NOTES - If you look at the content of a VCF file you will see the file format contains an overwhelming amount of information (this can be done with the less command). Variant calls are indexed according to a wide range of metrics.

• QUAL = Quality; The QUAL metric in the VCF file is a phred-scaled probability of the SNP being homozygous for the reference (higher scores indicate higher confidence).
• QD = quility by depth; QD for a call set is calculated by dividing the varaints confidence (QUAL) by the unfiltered depth of all non-reference samples.
• FS = Fishter strand; FS is a phred-scaled p-value using Fisher’s Exact Test to identify strand bias.

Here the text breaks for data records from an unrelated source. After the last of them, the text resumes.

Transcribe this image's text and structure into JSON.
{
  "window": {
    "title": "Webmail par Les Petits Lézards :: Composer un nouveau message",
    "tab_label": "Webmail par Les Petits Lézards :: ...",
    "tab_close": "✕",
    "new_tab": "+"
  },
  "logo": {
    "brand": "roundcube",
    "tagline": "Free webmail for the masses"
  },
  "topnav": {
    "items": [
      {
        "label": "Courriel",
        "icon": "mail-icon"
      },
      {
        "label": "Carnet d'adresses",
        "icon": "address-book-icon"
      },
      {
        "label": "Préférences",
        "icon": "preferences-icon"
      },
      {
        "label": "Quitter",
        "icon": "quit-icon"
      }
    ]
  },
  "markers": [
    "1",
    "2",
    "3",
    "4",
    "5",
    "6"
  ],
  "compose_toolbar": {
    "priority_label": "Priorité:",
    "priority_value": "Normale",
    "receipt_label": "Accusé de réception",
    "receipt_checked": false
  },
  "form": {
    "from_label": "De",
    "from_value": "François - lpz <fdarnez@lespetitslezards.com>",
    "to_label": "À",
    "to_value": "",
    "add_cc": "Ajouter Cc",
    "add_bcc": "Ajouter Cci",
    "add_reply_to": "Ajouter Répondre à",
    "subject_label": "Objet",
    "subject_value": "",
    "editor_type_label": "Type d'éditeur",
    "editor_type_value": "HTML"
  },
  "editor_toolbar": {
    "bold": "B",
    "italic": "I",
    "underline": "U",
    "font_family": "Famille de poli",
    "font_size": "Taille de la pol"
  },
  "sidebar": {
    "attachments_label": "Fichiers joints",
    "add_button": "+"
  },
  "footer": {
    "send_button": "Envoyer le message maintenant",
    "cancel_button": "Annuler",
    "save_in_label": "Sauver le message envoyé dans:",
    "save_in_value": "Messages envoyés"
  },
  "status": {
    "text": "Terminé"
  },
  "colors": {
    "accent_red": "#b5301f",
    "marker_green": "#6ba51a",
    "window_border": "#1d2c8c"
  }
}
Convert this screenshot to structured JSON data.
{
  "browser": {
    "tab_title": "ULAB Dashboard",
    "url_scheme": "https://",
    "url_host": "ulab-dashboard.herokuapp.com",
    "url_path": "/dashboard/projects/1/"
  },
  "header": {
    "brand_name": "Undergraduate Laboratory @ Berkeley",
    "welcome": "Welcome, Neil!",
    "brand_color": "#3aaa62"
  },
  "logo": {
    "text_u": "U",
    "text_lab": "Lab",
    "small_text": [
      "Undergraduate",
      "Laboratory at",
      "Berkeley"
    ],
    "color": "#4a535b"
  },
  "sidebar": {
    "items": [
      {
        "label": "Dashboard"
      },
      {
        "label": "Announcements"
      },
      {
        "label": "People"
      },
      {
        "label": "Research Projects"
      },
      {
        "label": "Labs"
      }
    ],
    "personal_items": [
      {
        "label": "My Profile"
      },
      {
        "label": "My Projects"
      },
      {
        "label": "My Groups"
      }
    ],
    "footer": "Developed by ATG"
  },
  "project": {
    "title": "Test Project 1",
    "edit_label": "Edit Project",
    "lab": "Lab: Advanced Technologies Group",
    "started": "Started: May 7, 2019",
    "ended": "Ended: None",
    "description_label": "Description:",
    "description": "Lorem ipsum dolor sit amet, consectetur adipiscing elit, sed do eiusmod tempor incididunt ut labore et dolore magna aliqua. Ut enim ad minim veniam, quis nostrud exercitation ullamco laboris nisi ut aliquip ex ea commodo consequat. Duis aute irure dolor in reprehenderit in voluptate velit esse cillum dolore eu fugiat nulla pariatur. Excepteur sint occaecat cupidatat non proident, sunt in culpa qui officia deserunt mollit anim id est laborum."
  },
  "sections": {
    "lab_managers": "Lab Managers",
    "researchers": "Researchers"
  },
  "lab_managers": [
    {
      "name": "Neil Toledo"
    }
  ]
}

Higher FS values indicate stronger strand bias (a.k.a. likely false positives).
• MQRankSum = mapping quality rank sum test; The MQRankSum is a Wilcoxon Rank Sum Test that test the hypothesis that the reads carrying the varaint allele have a consistenlty lower mapping quality that do the reads with the reference allele.
• ReadPosRankSum = read position rank sum test; The ReadPosRankSum on the other hand is a Mann-Whitney rank sum test that tests the hypothesis that, instead of being randomly distrib uted over the read, the variant allele is consistently found more often at the beginning or the end of a read.

STEP18 - Now we remove the variant calls that did not pass the hard-filter

We use bcftools to remove variants that did not pass the hard filter in the previous step.

$ parallel 'bcftools view -Oz -f .,PASS {}_snps.vcf > {}_pass.vcf' ::: $(ls *_snps.vcf | rev | cut -c 10- | rev | uniq)

NOTES - If you look at VCF files with the pass.vcf endings you will see in the FILTER field all PASS.

Now we have good quility VCF files!!!